Prince’s Estate Has Valuable Estate Planning Lessons For Us

Prince’s estate and the legal actions following his death deliver important estate planning lessons to most of the rest of us. Prince Rogers Nelson, the entertainer known generally as Prince, was a successful musician, entertainer, and record producer. He died at age 57 and left a valuable and complicated estate that was made more complicated by his inactions and oversights.

He apparently left no valid will. He was twice divorced and unmarried at the time of his death and had no offspring. Prince had numerous full- and half-siblings. Two of the siblings predeceased Prince, one of whom had a child. These people and others claimed to be rightful heirs to part of the estate.

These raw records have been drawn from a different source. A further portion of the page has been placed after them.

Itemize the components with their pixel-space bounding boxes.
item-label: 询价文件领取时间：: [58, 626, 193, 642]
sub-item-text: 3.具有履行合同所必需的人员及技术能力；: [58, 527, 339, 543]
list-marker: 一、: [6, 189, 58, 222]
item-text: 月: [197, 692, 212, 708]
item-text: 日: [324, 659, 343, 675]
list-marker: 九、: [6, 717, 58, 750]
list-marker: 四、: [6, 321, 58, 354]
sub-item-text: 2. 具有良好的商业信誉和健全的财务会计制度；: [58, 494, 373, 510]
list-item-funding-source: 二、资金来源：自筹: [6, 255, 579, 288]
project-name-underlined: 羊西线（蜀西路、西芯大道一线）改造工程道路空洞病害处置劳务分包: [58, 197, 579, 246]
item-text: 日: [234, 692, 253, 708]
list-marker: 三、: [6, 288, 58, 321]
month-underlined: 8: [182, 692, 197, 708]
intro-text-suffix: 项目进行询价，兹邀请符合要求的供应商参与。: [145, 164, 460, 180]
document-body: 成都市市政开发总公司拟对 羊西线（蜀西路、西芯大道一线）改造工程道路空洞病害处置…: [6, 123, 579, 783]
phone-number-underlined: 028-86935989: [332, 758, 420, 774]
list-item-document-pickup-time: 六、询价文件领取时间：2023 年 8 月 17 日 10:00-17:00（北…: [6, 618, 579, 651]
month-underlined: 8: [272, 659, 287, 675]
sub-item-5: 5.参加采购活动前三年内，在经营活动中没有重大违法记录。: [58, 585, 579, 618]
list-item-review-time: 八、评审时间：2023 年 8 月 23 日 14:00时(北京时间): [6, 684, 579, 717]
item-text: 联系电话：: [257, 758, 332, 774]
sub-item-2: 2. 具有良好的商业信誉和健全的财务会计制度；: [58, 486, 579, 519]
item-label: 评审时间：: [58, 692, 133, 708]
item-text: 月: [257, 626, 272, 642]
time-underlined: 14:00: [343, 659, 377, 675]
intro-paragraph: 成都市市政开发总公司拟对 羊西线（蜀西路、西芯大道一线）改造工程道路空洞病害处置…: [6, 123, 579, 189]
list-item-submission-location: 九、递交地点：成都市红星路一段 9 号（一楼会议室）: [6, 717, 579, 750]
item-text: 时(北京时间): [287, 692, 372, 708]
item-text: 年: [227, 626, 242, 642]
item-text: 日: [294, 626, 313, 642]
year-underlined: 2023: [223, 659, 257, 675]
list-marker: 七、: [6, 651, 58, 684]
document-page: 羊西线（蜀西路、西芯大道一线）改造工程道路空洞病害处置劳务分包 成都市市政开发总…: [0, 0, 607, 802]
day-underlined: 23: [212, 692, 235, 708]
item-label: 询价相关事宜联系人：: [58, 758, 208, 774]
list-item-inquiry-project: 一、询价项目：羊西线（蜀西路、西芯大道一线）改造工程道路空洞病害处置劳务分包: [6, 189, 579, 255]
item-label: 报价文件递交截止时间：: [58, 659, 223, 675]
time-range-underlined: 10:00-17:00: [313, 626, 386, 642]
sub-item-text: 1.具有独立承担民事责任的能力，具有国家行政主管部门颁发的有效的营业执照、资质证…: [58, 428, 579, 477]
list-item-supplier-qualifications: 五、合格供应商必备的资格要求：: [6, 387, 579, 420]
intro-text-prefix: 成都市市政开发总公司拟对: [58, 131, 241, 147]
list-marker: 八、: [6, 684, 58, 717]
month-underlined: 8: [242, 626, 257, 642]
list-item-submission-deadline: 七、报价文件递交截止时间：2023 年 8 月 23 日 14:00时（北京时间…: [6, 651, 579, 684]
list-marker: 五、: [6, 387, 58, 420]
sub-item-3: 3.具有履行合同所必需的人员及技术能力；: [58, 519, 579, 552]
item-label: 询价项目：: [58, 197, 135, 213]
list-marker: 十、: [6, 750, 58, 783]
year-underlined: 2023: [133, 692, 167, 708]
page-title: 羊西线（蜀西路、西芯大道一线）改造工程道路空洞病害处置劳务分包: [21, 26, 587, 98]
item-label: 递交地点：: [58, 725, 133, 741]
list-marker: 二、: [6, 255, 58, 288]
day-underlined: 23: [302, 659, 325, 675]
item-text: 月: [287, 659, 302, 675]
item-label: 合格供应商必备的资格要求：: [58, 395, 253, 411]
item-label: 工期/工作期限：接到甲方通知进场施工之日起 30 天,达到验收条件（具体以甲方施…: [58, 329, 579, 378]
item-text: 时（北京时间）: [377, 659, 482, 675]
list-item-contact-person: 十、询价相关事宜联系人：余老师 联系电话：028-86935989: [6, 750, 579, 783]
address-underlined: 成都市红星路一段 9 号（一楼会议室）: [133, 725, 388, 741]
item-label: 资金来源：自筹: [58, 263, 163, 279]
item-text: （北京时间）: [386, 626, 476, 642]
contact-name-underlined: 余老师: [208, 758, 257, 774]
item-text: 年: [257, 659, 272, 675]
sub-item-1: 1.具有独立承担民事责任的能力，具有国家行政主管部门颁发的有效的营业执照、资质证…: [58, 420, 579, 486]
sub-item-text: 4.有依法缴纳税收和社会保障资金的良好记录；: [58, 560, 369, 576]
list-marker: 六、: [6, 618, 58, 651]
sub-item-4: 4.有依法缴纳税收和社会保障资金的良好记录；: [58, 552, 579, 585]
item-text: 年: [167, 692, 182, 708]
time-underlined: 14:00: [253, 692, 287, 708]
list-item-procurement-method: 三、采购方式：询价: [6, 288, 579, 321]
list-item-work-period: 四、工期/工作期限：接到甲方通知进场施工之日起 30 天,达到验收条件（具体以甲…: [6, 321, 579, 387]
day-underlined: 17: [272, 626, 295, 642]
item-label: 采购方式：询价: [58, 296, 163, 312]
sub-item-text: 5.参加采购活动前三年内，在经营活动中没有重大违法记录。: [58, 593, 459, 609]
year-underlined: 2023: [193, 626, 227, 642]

Since he didn’t have a will, Prince didn’t exercise his right to determine who would and would not inherit a share of his estate or which shares the heirs would inherit. Perhaps he wanted his half-siblings to inherit shares equal to those of his full siblings. Maybe he wanted the children or his siblings or half-siblings to inherit along with the rest of his relatives. We’ll never know, because he didn’t have a will.

By not having a will, Prince also didn’t select the executor of his estate. The executor, or administrator, often is the key to determining how the estate is distributed and how much is available to distribute. While important in every estate, the role of executor is more important than usual in Prince’s estate.

Prince died in Minnesota. Under its law when someone dies without appointing an executor, a court will appoint an administrator who is acceptable to a majority of those with an interest in the estate. When a majority of the potential heirs can’t agree on an executor, the court can appoint any suitable person. 

One of Prince’s sibings petitioned a court to appoint the bank Bremer Trust as executor and was able to persuade the others to consent. Bremer Trust was appointed. Of course, this process took a while, because the list of potential heirs was long and there were some individuals claiming some relationship that entitled them to shares.

After a while Bremer Trust resigned, and the court appointed another bank as executor. All that activity caused delays in administering and processing the estate. There probably was lost income and some wasting of assets.

The executor controls many important decisions. The executor selects the various professionals who will help identify the estate’s assets and value them. Of course, the professionals who file the estate tax return and handle any disputes with the IRS are selected by the executor.

The estate now is in a dispute with the IRS over the taxable value of the estate, with the IRS claiming the estate is worth more than twice the amount listed on the estate tax return.

The executor also determines who will manage the various assets of the estate, hopefully with an eye toward maximizing their long-term value.

Prince owned unique assets, many of which are copyrights or other intellectual property. He also had firm ideas on how these assets should and shouldn’t be managed. It’s likely he had ideas about who should participate in managing the assets when he wasn’t able to, but those ideas weren’t available to his executor. 

In this estate, as in many others, the choice of executor determines much of what happens. An executor determines whether there is transparency about the estate and fairness to the heirs. An executor also controls the extent to which the deceased’s wishes and goals are respected or ignored, among many other issues. 

Because Prince died without preparing a will he didn’t have a say in even the basic decision of who should shares in his estate or be his executor. Even in a much less valuable and complicated estate, those decisions are critical. Often, what the deceased would have wanted differs greatly from what happens once the courts take control of an estate because there was no will or an inadequate will.